La fascinación que me produjo todo lo anterior fue tan inmediata como si hubiera estado sosteniendo una hoja de los Evangelios. El mapa era un objeto sagrado, una fuente de conocimiento primitivo que había sido mencionada una y otra vez a lo largo de toda mi infancia, pero había estado siempre fuera de mi alcance. Mi padre y cuanto había en su habitación permanecían en un silencio absoluto mientras yo examinaba el mapa. Al mismo tiempo, el documento me transmitía una extraña sensación a través de la mano, no sabría decir si de debilidad o de fortaleza. La mano me temblaba aunque la sentía fuerte como el hierro. Pensando en esa contradicción, plegué el mapa, lo guardé en la cartera, deslicé el cordel trenzado alrededor de mi cuello, me metí la cartera debajo de la camisa y empecé a guardar en el cofre todo lo que había sacado tan silenciosamente como me fue posible, y en su orden original, para que mi padre no supiera que lo había registrado y saqueado.

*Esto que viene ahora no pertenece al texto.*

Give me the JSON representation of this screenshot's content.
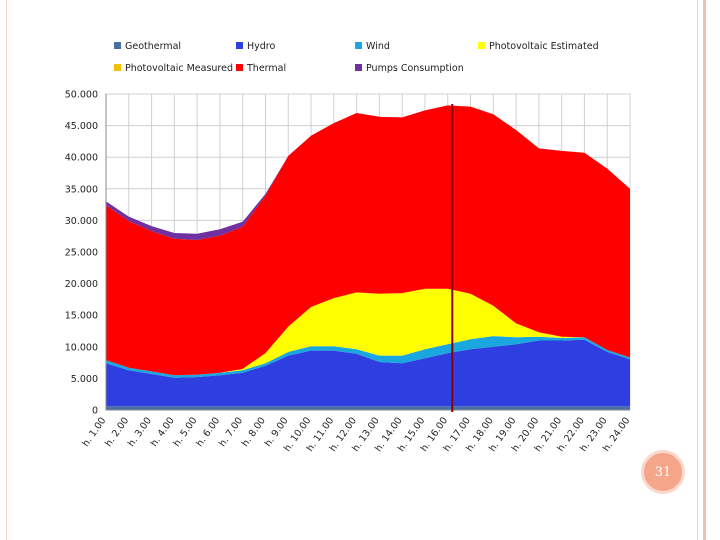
{
  "page_number": "31",
  "chart_data": {
    "type": "area",
    "stacked": true,
    "ylim": [
      0,
      50000
    ],
    "y_ticks": [
      "0",
      "5.000",
      "10.000",
      "15.000",
      "20.000",
      "25.000",
      "30.000",
      "35.000",
      "40.000",
      "45.000",
      "50.000"
    ],
    "y_tick_values": [
      0,
      5000,
      10000,
      15000,
      20000,
      25000,
      30000,
      35000,
      40000,
      45000,
      50000
    ],
    "x_labels": [
      "h. 1.00",
      "h. 2.00",
      "h. 3.00",
      "h. 4.00",
      "h. 5.00",
      "h. 6.00",
      "h. 7.00",
      "h. 8.00",
      "h. 9.00",
      "h. 10.00",
      "h. 11.00",
      "h. 12.00",
      "h. 13.00",
      "h. 14.00",
      "h. 15.00",
      "h. 16.00",
      "h. 17.00",
      "h. 18.00",
      "h. 19.00",
      "h. 20.00",
      "h. 21.00",
      "h. 22.00",
      "h. 23.00",
      "h. 24.00"
    ],
    "x": [
      1,
      2,
      3,
      4,
      5,
      6,
      7,
      8,
      9,
      10,
      11,
      12,
      13,
      14,
      15,
      16,
      17,
      18,
      19,
      20,
      21,
      22,
      23,
      24
    ],
    "marker_line_x": 16.2,
    "marker_color": "#8b0000",
    "grid": true,
    "legend": [
      {
        "name": "Geothermal",
        "color": "#4a6fa5"
      },
      {
        "name": "Hydro",
        "color": "#2f3ee0"
      },
      {
        "name": "Wind",
        "color": "#1aa7e0"
      },
      {
        "name": "Photovoltaic Estimated",
        "color": "#ffff00"
      },
      {
        "name": "Photovoltaic Measured",
        "color": "#f2c200"
      },
      {
        "name": "Thermal",
        "color": "#ff0000"
      },
      {
        "name": "Pumps Consumption",
        "color": "#7030a0"
      }
    ],
    "series": [
      {
        "name": "Geothermal",
        "color": "#4a6fa5",
        "values": [
          600,
          600,
          600,
          600,
          600,
          600,
          600,
          600,
          600,
          600,
          600,
          600,
          600,
          600,
          600,
          600,
          600,
          600,
          600,
          600,
          600,
          600,
          600,
          600
        ]
      },
      {
        "name": "Hydro",
        "color": "#2f3ee0",
        "values": [
          6800,
          5700,
          5100,
          4500,
          4600,
          4900,
          5300,
          6400,
          8000,
          8800,
          8800,
          8300,
          7000,
          6800,
          7600,
          8400,
          9000,
          9400,
          9800,
          10400,
          10400,
          10500,
          8600,
          7400
        ]
      },
      {
        "name": "Wind",
        "color": "#1aa7e0",
        "values": [
          500,
          400,
          400,
          400,
          400,
          400,
          400,
          400,
          600,
          700,
          700,
          700,
          1000,
          1200,
          1400,
          1400,
          1600,
          1700,
          1100,
          600,
          400,
          400,
          300,
          300
        ]
      },
      {
        "name": "Photovoltaic Estimated",
        "color": "#ffff00",
        "values": [
          0,
          0,
          0,
          0,
          0,
          0,
          200,
          1600,
          4000,
          6200,
          7600,
          9000,
          9800,
          9900,
          9600,
          8800,
          7200,
          4800,
          2200,
          700,
          200,
          0,
          0,
          0
        ]
      },
      {
        "name": "Photovoltaic Measured",
        "color": "#f2c200",
        "values": [
          0,
          0,
          0,
          0,
          0,
          0,
          0,
          0,
          0,
          0,
          0,
          0,
          0,
          0,
          0,
          0,
          0,
          0,
          0,
          0,
          0,
          0,
          0,
          0
        ]
      },
      {
        "name": "Thermal",
        "color": "#ff0000",
        "values": [
          24500,
          23200,
          22200,
          21600,
          21300,
          21700,
          22500,
          24900,
          27000,
          27100,
          27700,
          28400,
          28000,
          27800,
          28200,
          29000,
          29600,
          30300,
          30600,
          29100,
          29400,
          29200,
          28700,
          26700
        ]
      },
      {
        "name": "Pumps Consumption",
        "color": "#7030a0",
        "values": [
          600,
          700,
          800,
          900,
          1000,
          1000,
          800,
          300,
          0,
          0,
          0,
          0,
          0,
          0,
          0,
          0,
          0,
          0,
          0,
          0,
          0,
          0,
          0,
          0
        ]
      }
    ]
  }
}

Cuando acabé y el cofre quedó cerrado de nuevo, me acerqué de puntillas al lado de la cama de mi padre y le levanté la cabeza de la almohada para devolver la llave a su sitio alrededor del cuello. Durante mi infancia, había criticado en silencio pero a menudo a mi padre por acostarse borracho. Pero en esa ocasión se lo agradecí con gran efusión, aunque también en un silencio absoluto: su reacción a mis molestias fue soltar un ronquido especialmente alto. Cuando todo estuvo de nuevo en orden, le miré por última vez.

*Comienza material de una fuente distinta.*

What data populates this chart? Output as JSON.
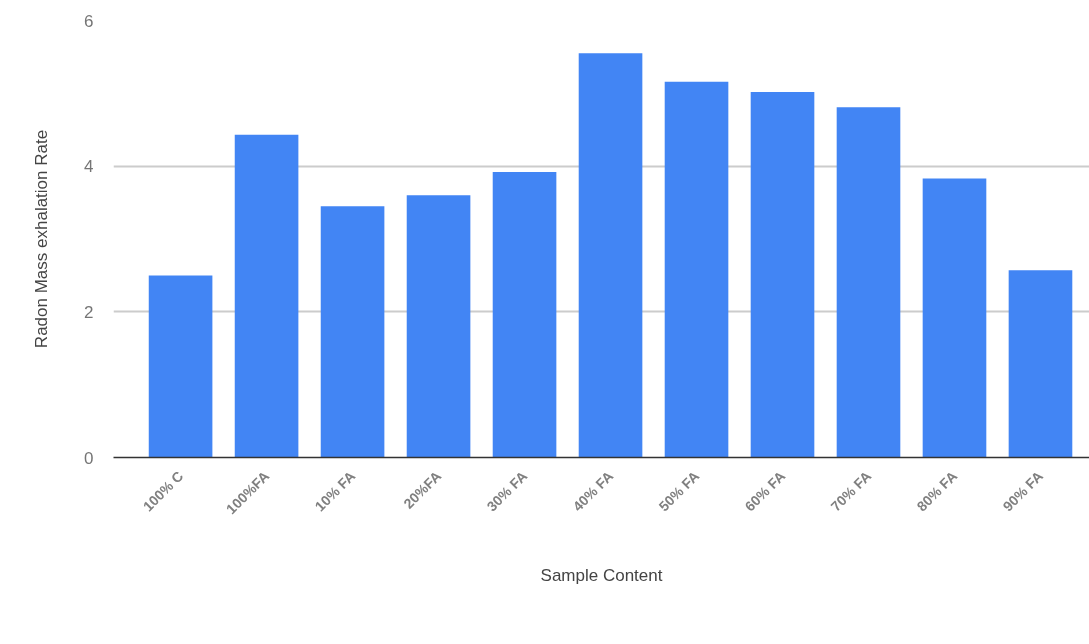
{
  "chart_data": {
    "type": "bar",
    "xlabel": "Sample Content",
    "ylabel": "Radon Mass exhalation Rate",
    "categories": [
      "100% C",
      "100%FA",
      "10% FA",
      "20%FA",
      "30% FA",
      "40% FA",
      "50% FA",
      "60% FA",
      "70% FA",
      "80% FA",
      "90% FA"
    ],
    "values": [
      2.5,
      4.43,
      3.45,
      3.6,
      3.92,
      5.55,
      5.16,
      5.02,
      4.81,
      3.83,
      2.57
    ],
    "color": "#4285f4",
    "ylim": [
      0,
      6
    ],
    "yticks": [
      0,
      2,
      4,
      6
    ],
    "grid": "y"
  }
}
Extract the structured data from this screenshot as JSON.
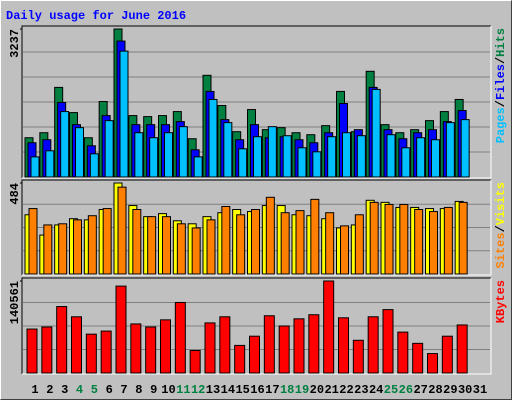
{
  "chart_data": [
    {
      "type": "bar",
      "title": "Daily usage for June 2016",
      "legend_separator": "/",
      "ylim": [
        0,
        3237
      ],
      "yticks": [
        3237
      ],
      "series": [
        {
          "name": "Hits",
          "color": "#008040",
          "values": [
            859,
            969,
            1960,
            1409,
            859,
            1651,
            3237,
            1343,
            1321,
            1343,
            1431,
            837,
            2224,
            1563,
            991,
            1475,
            1035,
            1079,
            969,
            925,
            1123,
            1872,
            991,
            2312,
            1145,
            969,
            1035,
            1233,
            1431,
            1696,
            null
          ]
        },
        {
          "name": "Files",
          "color": "#0000ff",
          "values": [
            749,
            815,
            1630,
            1145,
            683,
            1343,
            2973,
            1145,
            1145,
            1145,
            1211,
            595,
            1872,
            1255,
            815,
            1145,
            859,
            881,
            815,
            749,
            969,
            1607,
            1035,
            1960,
            1035,
            837,
            969,
            1035,
            1211,
            1453,
            null
          ]
        },
        {
          "name": "Pages",
          "color": "#00c0ff",
          "values": [
            440,
            573,
            1431,
            1079,
            507,
            1233,
            2753,
            969,
            859,
            969,
            1101,
            440,
            1696,
            1189,
            617,
            881,
            1101,
            903,
            639,
            551,
            881,
            969,
            903,
            1916,
            925,
            639,
            859,
            815,
            1189,
            1255,
            null
          ]
        }
      ]
    },
    {
      "type": "bar",
      "legend_separator": "/",
      "ylim": [
        0,
        484
      ],
      "yticks": [
        484
      ],
      "series": [
        {
          "name": "Visits",
          "color": "#ffff00",
          "values": [
            315,
            207,
            261,
            294,
            288,
            343,
            484,
            364,
            305,
            321,
            283,
            267,
            305,
            326,
            343,
            332,
            364,
            364,
            315,
            310,
            294,
            245,
            261,
            392,
            381,
            354,
            354,
            348,
            348,
            386,
            null
          ]
        },
        {
          "name": "Sites",
          "color": "#ff8000",
          "values": [
            348,
            261,
            267,
            288,
            310,
            348,
            462,
            343,
            305,
            305,
            267,
            245,
            288,
            359,
            315,
            343,
            408,
            326,
            337,
            397,
            326,
            256,
            315,
            381,
            370,
            370,
            343,
            332,
            354,
            381,
            null
          ]
        }
      ]
    },
    {
      "type": "bar",
      "ylim": [
        0,
        140561
      ],
      "yticks": [
        140561
      ],
      "categories": [
        "1",
        "2",
        "3",
        "4",
        "5",
        "6",
        "7",
        "8",
        "9",
        "10",
        "11",
        "12",
        "13",
        "14",
        "15",
        "16",
        "17",
        "18",
        "19",
        "20",
        "21",
        "22",
        "23",
        "24",
        "25",
        "26",
        "27",
        "28",
        "29",
        "30",
        "31"
      ],
      "category_colors": [
        "#000000",
        "#000000",
        "#000000",
        "#008040",
        "#008040",
        "#000000",
        "#000000",
        "#000000",
        "#000000",
        "#000000",
        "#008040",
        "#008040",
        "#000000",
        "#000000",
        "#000000",
        "#000000",
        "#000000",
        "#008040",
        "#008040",
        "#000000",
        "#000000",
        "#000000",
        "#000000",
        "#000000",
        "#008040",
        "#008040",
        "#000000",
        "#000000",
        "#000000",
        "#000000",
        "#000000"
      ],
      "series": [
        {
          "name": "KBytes",
          "color": "#ff0000",
          "values": [
            67165,
            70281,
            101516,
            85898,
            59349,
            64035,
            132752,
            74966,
            70281,
            81213,
            107764,
            34360,
            76528,
            85898,
            42168,
            56224,
            87459,
            71843,
            82775,
            89021,
            140561,
            84337,
            49977,
            85898,
            96831,
            62471,
            45292,
            29674,
            56224,
            73404,
            null
          ]
        }
      ]
    }
  ]
}
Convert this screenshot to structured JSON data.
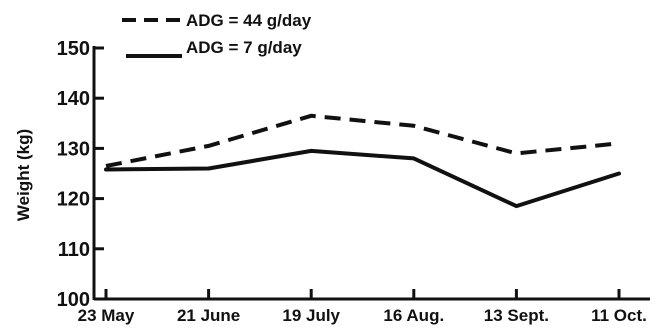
{
  "chart_data": {
    "type": "line",
    "categories": [
      "23 May",
      "21 June",
      "19 July",
      "16 Aug.",
      "13 Sept.",
      "11 Oct."
    ],
    "ylabel": "Weight (kg)",
    "xlabel": "",
    "ylim": [
      100,
      150
    ],
    "yticks": [
      "100",
      "110",
      "120",
      "130",
      "140",
      "150"
    ],
    "grid": false,
    "legend_position": "top-left",
    "series": [
      {
        "name": "ADG = 44 g/day",
        "style": "dashed",
        "color": "#111111",
        "values": [
          126.5,
          130.5,
          136.5,
          134.5,
          129,
          131
        ]
      },
      {
        "name": "ADG = 7 g/day",
        "style": "solid",
        "color": "#111111",
        "values": [
          125.8,
          126,
          129.5,
          128,
          118.5,
          125
        ]
      }
    ]
  }
}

A pesar de todas las alteraciones recientes, parecía haber entrado en una nueva cámara de los sueños, y ahora yacía sumido en un sueño más profundo bajo la corriente del mundo que cuando yo había irrumpido en la habitación. Tenía la frente alisada, sin arrugas de inquietudes que la turbaran. Apretaba la mandíbula como si se preparara para un largo viaje. «Adiós, padre», me oí decirle sin querer. Las palabras se posaron sobre él con la misma levedad que la nieve, y no las percibió.
Dejé la linterna en su sitio, junto a sus zapatos, y salí deprisa de la habitación sin mirar atrás. No había esperado que esa tristeza apareciera en mi despedida, pero ahí estaba, y no podía ignorarla; por eso cuando bajé me detuve en la bodega y escribí una nota a mi padre. Utilizando la pizarra que él usaba para recordar los pedidos de comida y bebida (después de borrarlos), escribí que había decidido hacer un viaje, como había hecho él cuando tenía mi edad, y que volvería a casa avanzado el año.
No dije nada del mapa, nada de mi destino y nada de mi acompañante ni de su progenitor. De ese modo confesaba a la vez que me encubría. Cuando acabé, dejé las palabras bañadas en la luz de luna.
Tardé apenas un minuto en volver a cruzar la marisma y encontré el arroyo donde me esperaba Natty. Al subir al Catalejo y sentarme a su lado, ella me miró a la cara, sin hablar, vio mi expresión y entonces me rodeó con sus brazos. Era la primera vez que nos abrazábamos y la calidez de su cuerpo, con su leve aroma a sudor, casi me abrumó. Apenas fui consciente de que ella no había mencionado el mapa, y le agradecí que no lo hiciera. De hecho, no dijimos ni palabra. Nos soltamos, cogimos un remo cada uno y bogamos hasta el río, luego avanzamos una milla hacia Londres. Amarramos entonces la barca a un embarcadero y dormimos hasta la mañana. Cuando salió el sol reanudarnos nuestro viaje, con mi tesoro oculto todavía dentro de mi camisa.